Nell vita di S. Antonio celebre è il miracolo del cuore dell’avaro occorso in Toscana ai danni di un usuraio, del quale il chirurgo non trovò nel petto il muscolo cardiaco che venne macabramente rinvenuto nel suo forziere.
“Non accumulatevi tesori sulla terra, dove tignola e ruggine consumano e dove ladri scassinano e rubano; accumulatevi invece tesori nel cielo, dove né tignola né ruggine consumano, e dove i ladri non scassinano e non rubano. Perché là dov’è il tuo tesoro, sarà anche il tuo cuore” (Mt 6, 19-21).
L’egoismo che soggiace all’avarizia è davvero una grande maledizione perché gli egoisti non solo non amano gli altri, ma non amano neppure se stessi. Il materialismo poi non è altro che la negazione dello spirito perché è il risultato logico del pensare che al di là di questo mondo non ci sia proprio niente.
Ci sono due tipi di avarizia: una materiale ed una spirituale. Quella materiale, secondo i padri della Chiesa, si sviluppa in tre momenti distinti: l’attaccamento del cuore al denaro, cioè l’avarizia in senso stretto; il desiderio di acquisire incessantemente nuovi beni, cioè la cupidigia; l’ostinazione nel possesso che è mancanza di generosità.
La letteratura ci offre un quadro divertente dell’avaro. Moliere fa dire ad Arpagone: “vi presto il buongiorno” e lo mostra nel piacere di sentire il tintinnio delle monete nella sua cassetta, un po’ come zio Paperone nei fumetti.
L’avarizia spirituale è invece più subdola e quindi più difficile da riconoscere: la possessività non si riferisce infatti solo al denaro ma anche al tempo ed in ultima analisi a se stessi.

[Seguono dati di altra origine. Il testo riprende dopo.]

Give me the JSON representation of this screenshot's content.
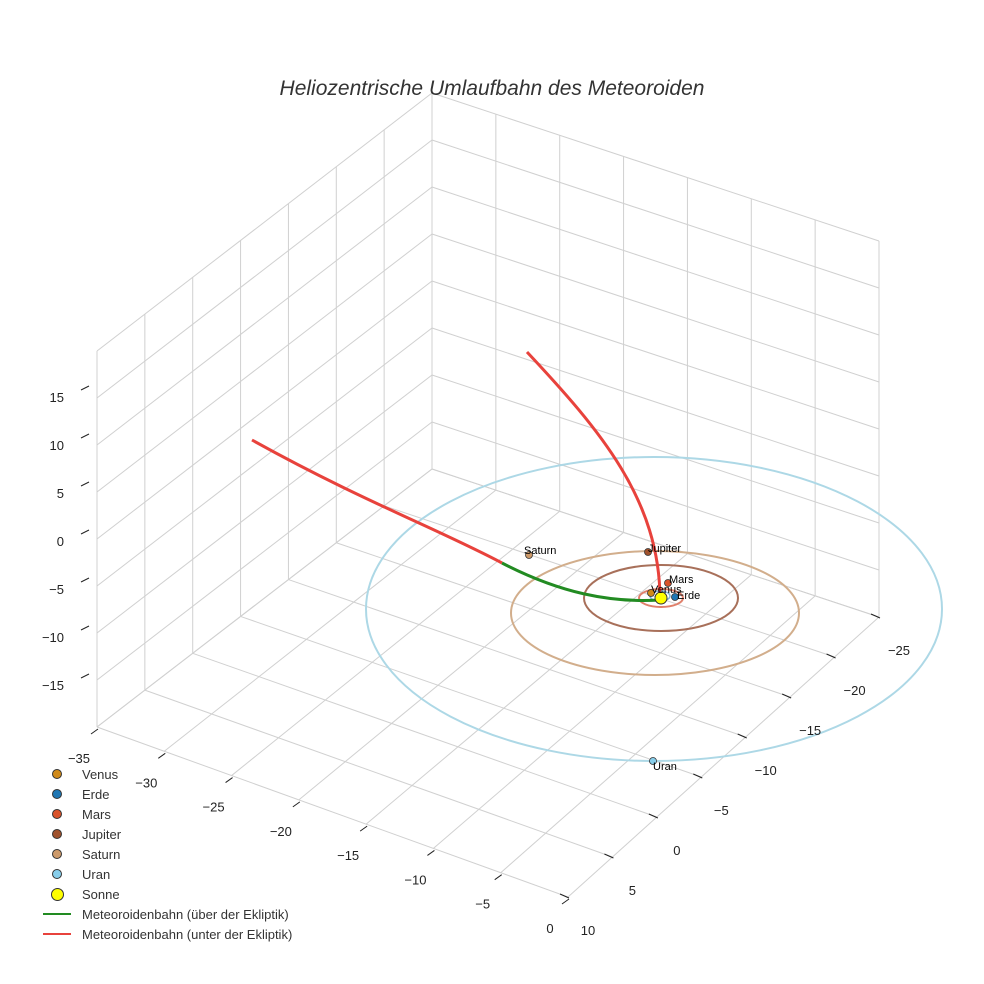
{
  "chart_data": {
    "type": "scatter3d",
    "title": "Heliozentrische Umlaufbahn des Meteoroiden",
    "axes": {
      "x": {
        "range": [
          -35,
          0
        ],
        "ticks": [
          -35,
          -30,
          -25,
          -20,
          -15,
          -10,
          -5,
          0
        ]
      },
      "y": {
        "range": [
          -25,
          10
        ],
        "ticks": [
          -25,
          -20,
          -15,
          -10,
          -5,
          0,
          5,
          10
        ]
      },
      "z": {
        "range": [
          -15,
          15
        ],
        "ticks": [
          15,
          10,
          5,
          0,
          -5,
          -10,
          -15
        ]
      }
    },
    "grid": true,
    "legend_position": "bottom-left",
    "planets": [
      {
        "name": "Venus",
        "label": "Venus",
        "color": "#d08a1a"
      },
      {
        "name": "Erde",
        "label": "Erde",
        "color": "#1f77b4"
      },
      {
        "name": "Mars",
        "label": "Mars",
        "color": "#d9532b"
      },
      {
        "name": "Jupiter",
        "label": "Jupiter",
        "color": "#a0522d"
      },
      {
        "name": "Saturn",
        "label": "Saturn",
        "color": "#cd9a6a"
      },
      {
        "name": "Uran",
        "label": "Uran",
        "color": "#87ceeb"
      }
    ],
    "sun": {
      "name": "Sonne",
      "color": "#ffff00"
    },
    "orbits": [
      {
        "planet": "Mars",
        "color": "#e0806b"
      },
      {
        "planet": "Jupiter",
        "color": "#a8705a"
      },
      {
        "planet": "Saturn",
        "color": "#d2ae8c"
      },
      {
        "planet": "Uran",
        "color": "#add8e6"
      }
    ],
    "series": [
      {
        "name": "Meteoroidenbahn (über der Ekliptik)",
        "color": "#228b22"
      },
      {
        "name": "Meteoroidenbahn (unter der Ekliptik)",
        "color": "#e8423c"
      }
    ]
  },
  "legend": [
    {
      "label": "Venus",
      "kind": "dot",
      "color": "#d08a1a"
    },
    {
      "label": "Erde",
      "kind": "dot",
      "color": "#1f77b4"
    },
    {
      "label": "Mars",
      "kind": "dot",
      "color": "#d9532b"
    },
    {
      "label": "Jupiter",
      "kind": "dot",
      "color": "#a0522d"
    },
    {
      "label": "Saturn",
      "kind": "dot",
      "color": "#cd9a6a"
    },
    {
      "label": "Uran",
      "kind": "dot",
      "color": "#87ceeb"
    },
    {
      "label": "Sonne",
      "kind": "bigdot",
      "color": "#ffff00"
    },
    {
      "label": "Meteoroidenbahn (über der Ekliptik)",
      "kind": "line",
      "color": "#228b22"
    },
    {
      "label": "Meteoroidenbahn (unter der Ekliptik)",
      "kind": "line",
      "color": "#e8423c"
    }
  ]
}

Santa Teresa di Gesù Bambino offriva a Dio il tempo delle sue giornate perché ne potesse disporre a Suo piacimento. Nel mondo del volontariato, e sto parlando quindi di cose positive, si osserva invece spesso qualcosa di diverso; capita infatti di incontrare persone molto generose che diventano come “proprietarie” delle loro responsabilità e si attaccano gelosamente al loro servizio e ai loro piccoli poteri come l’edera si abbarbica al muro. Ci sono dei volontari che danno veramente tutto, salvo le dimissioni. In altre parole si è volontari donando il proprio tempo, cioè se stessi agli altri, oppure il volontariato è una forma di lavoro il cui compenso costruisce il proprio ego?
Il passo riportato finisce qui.